OK Google, How Is The Street Reacting To Alphabet's Q4 Earnings?

Alphabet Inc GOOG GOOGL reported mixed fourth-quarter earnings results. A handful of Wall Street analysts offered their take on the quarter and what's next for Google and YouTube.

Notably, the company disclosed YouTube advertising revenue, which came in at topped $15 billion in 2019, for the first time ever.

The Analysts

BofA Securities analyst Justin Post maintains a Buy rating on Alphabet's stock with a $1,620 price target.

Nomura analyst Mark Kelley maintains at Buy, price target lifted from $1,560 to $1,680.

Piper Sandler analyst Michael Olson maintains at Overweight, price target lifted from $1,500 to $1,600.

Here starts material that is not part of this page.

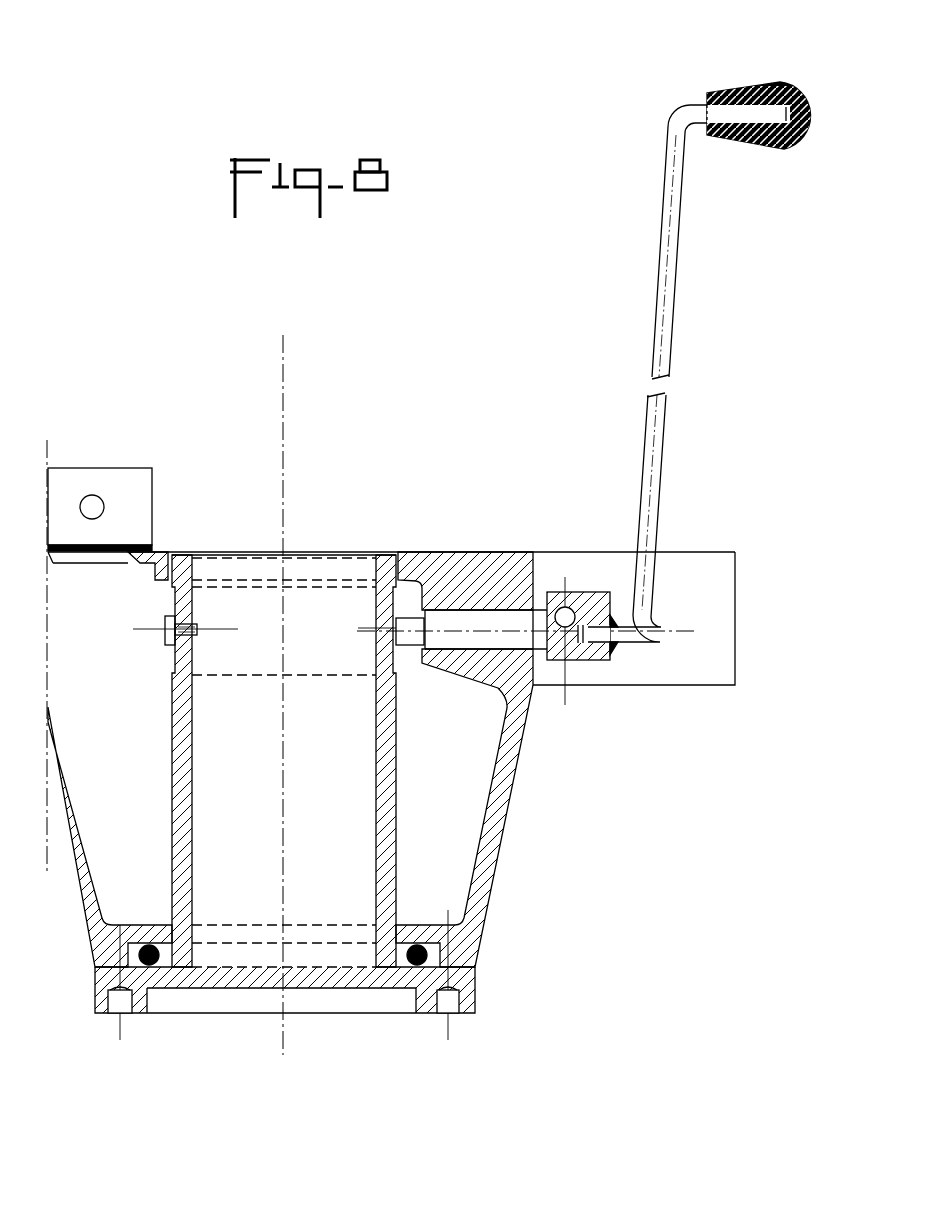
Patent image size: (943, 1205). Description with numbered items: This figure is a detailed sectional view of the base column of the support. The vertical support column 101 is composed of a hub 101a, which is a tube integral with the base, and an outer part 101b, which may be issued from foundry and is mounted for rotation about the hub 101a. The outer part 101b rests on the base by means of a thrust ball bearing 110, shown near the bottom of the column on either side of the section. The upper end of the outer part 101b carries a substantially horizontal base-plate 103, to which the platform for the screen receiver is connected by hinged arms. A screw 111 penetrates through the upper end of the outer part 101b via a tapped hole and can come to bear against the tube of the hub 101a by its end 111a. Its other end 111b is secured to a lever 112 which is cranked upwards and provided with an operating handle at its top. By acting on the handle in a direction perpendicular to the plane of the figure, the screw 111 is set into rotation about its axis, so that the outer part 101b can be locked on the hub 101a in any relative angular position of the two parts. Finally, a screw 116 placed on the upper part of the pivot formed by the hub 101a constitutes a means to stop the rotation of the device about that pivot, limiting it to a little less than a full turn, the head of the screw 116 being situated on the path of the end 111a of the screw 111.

BofA: 'Bigger Story' To Read

Alphabet reported a revenue and EBIT miss in the quarter while GAAP EPS came in better than expected, Post wrote in a note. Beyond the headline numbers, other "sentiment drivers" were mixed, including Core Google operating margins rising two basis points, new Cloud disclosures point to a 53% growth rate and Infrastructure cloud growing faster, and management offered "early signs" of a more shareholder-friendly policy through incremental share repurchases in the quarter.

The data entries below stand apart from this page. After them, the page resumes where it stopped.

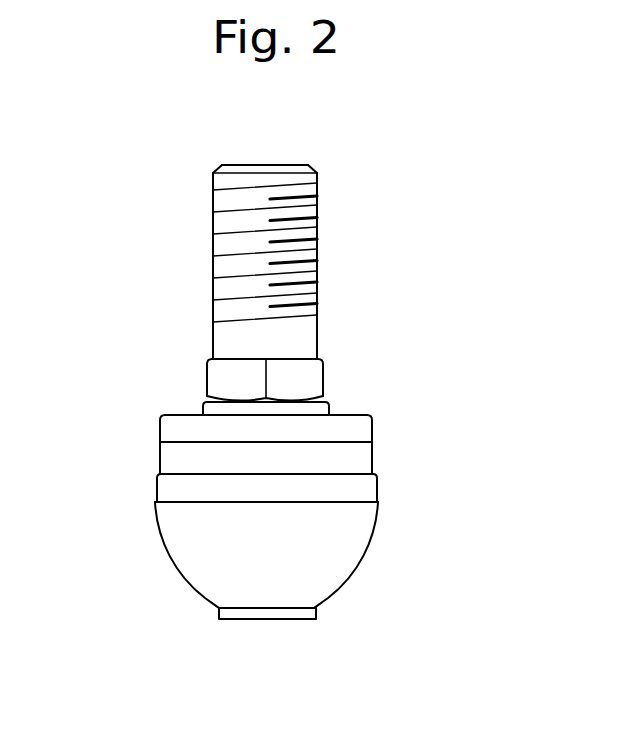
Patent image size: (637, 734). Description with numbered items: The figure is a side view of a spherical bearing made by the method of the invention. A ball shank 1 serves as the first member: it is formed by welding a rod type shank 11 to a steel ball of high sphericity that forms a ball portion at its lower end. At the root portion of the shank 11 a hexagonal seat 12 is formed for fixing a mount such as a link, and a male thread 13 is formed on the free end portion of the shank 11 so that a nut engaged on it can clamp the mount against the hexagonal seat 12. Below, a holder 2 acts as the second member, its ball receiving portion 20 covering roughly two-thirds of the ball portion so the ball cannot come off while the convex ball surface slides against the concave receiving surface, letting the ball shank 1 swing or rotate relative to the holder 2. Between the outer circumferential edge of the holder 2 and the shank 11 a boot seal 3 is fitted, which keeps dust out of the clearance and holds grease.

The ball shank 1 is at (261, 238).
The shank 11 is at (278, 167).
The male thread 13 is at (218, 247).
The hexagonal seat 12 is at (213, 377).
The boot seal 3 is at (376, 430).
The holder 2 is at (266, 560).
The ball receiving portion 20 is at (188, 568).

Despite a mixed overall earnings report, the analyst remains "optimistic" on the company's outlook. The cloud business showed growing adoption with $11.4 billion in the backlog and YouTube has room to grow from its current $7 to $8 per user in ad revenues in 2019.

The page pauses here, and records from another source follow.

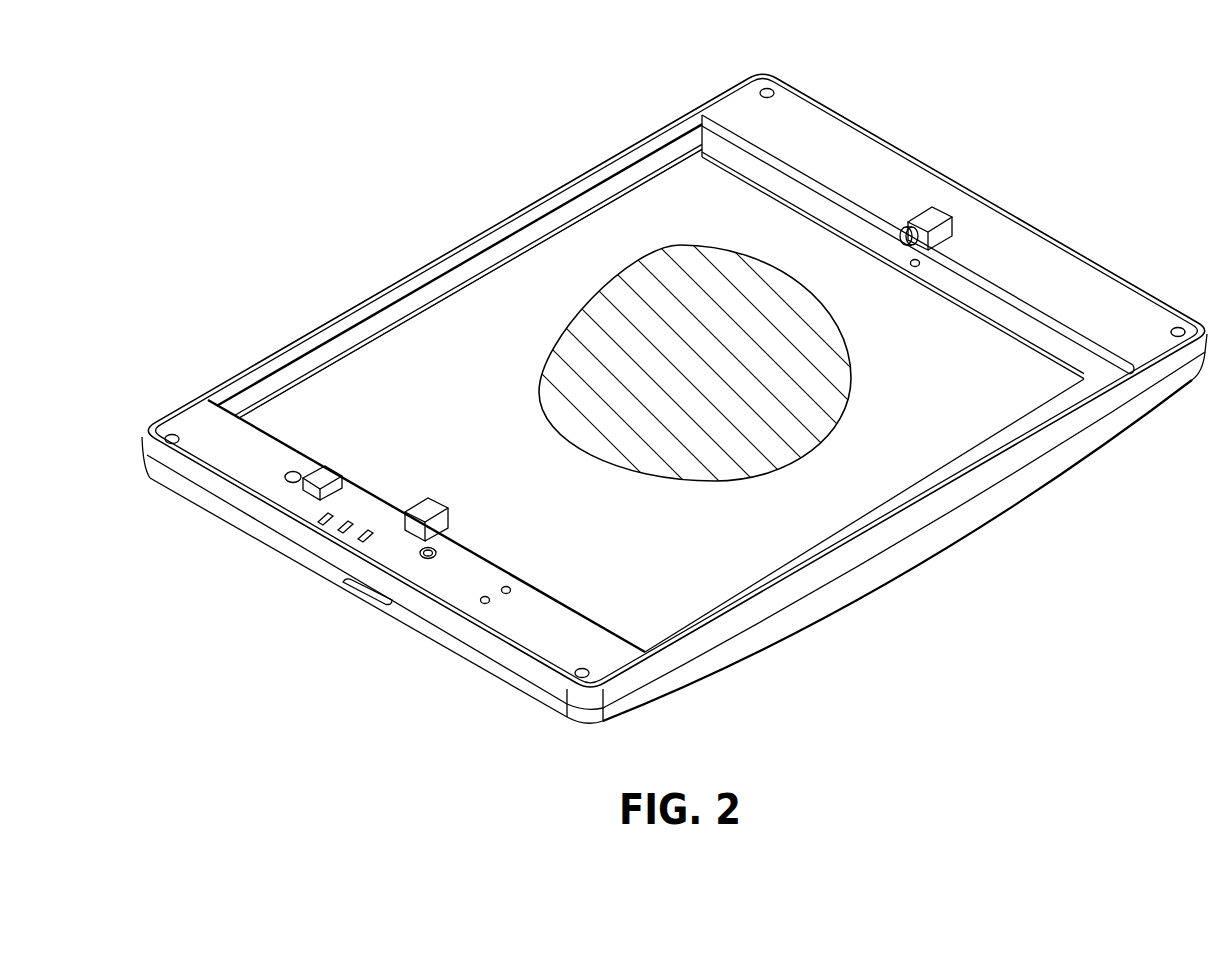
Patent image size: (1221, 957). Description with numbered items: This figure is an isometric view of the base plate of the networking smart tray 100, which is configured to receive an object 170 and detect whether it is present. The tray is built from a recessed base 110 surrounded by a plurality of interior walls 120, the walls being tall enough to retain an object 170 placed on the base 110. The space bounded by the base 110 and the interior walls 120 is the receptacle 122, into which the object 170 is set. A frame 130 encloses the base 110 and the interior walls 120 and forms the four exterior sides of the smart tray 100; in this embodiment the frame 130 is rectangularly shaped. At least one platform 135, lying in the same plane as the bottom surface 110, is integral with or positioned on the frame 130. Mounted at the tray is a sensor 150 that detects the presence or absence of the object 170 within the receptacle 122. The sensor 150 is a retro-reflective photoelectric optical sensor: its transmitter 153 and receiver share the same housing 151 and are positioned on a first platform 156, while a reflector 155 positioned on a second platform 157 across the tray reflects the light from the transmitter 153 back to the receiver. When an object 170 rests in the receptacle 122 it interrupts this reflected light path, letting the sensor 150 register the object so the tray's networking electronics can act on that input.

The networking smart tray 100 is at (1062, 82).
The recessed base 110 is at (485, 307).
The interior walls 120 is at (520, 242).
The receptacle 122 is at (978, 420).
The frame 130 is at (440, 625).
The platform 135 is at (190, 418).
The sensor 150 is at (428, 500).
The housing 151 is at (960, 220).
The transmitter 153 is at (905, 250).
The reflector 155 is at (452, 520).
The first platform 156 is at (1140, 312).
The second platform 157 is at (565, 625).
The object 170 is at (843, 385).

Instinet: Growth Through Disclosure

Alphabet's miss can be mostly attributed to a shortfall in its Hardware business, Kelley said. The company disclosed new metrics for YouTube ads and subscription metrics along with data readouts from the Cloud business.

Management disclosed YouTube ad revenue rose 36% in 2019 while the Cloud business also grew 53%. The company also highlighted its success in cross-product service offerings among consumers and enterprise customers.

"Overall, we think the increased disclosure is a long-term positive, allowing investors to more accurately assess the performance of the company's biggest areas of focus and largest opportunities," the analyst wrote in a note.

Piper Sandler: Decelerating Core Business

Alphabet's disclosures around Cloud and YouTube show the business units are growing faster than the core company but off a smaller base. Olson said the Cloud and YouTube businesses are too small to offset the broader decline as Cloud represents 6% of 2019 revenue and YouTube accounts for another 9%.

"Said differently, despite the strength of these line items, we continue to model slowly decelerating overall company revenue growth," Olson wrote in a note.

Elsewhere On The Street

Alphabet's fourth-quarter revenue was "solid, but not stellar" as it was roughly in-line with the Sell-side consensus and a few hundred million short of buy-side expectations, Evercore ISI analyst Kevin Rippey said on CNBC. In addition, U.S. revenue growth decelerated notably which could prove to be an area of concern moving forward.

Alphabet's report won't "awe the Street" although it's far from a major upset, said Haris Anwar, analyst at Investing.com. Management deserves credit for introducing additional transparency in its financial reporting. This will offer investors "better insight" into how Google measures up to its competitors and where it's seeing pressure.

Alphabet Class A shares traded down 3% to $1,436.78 at the time of publication.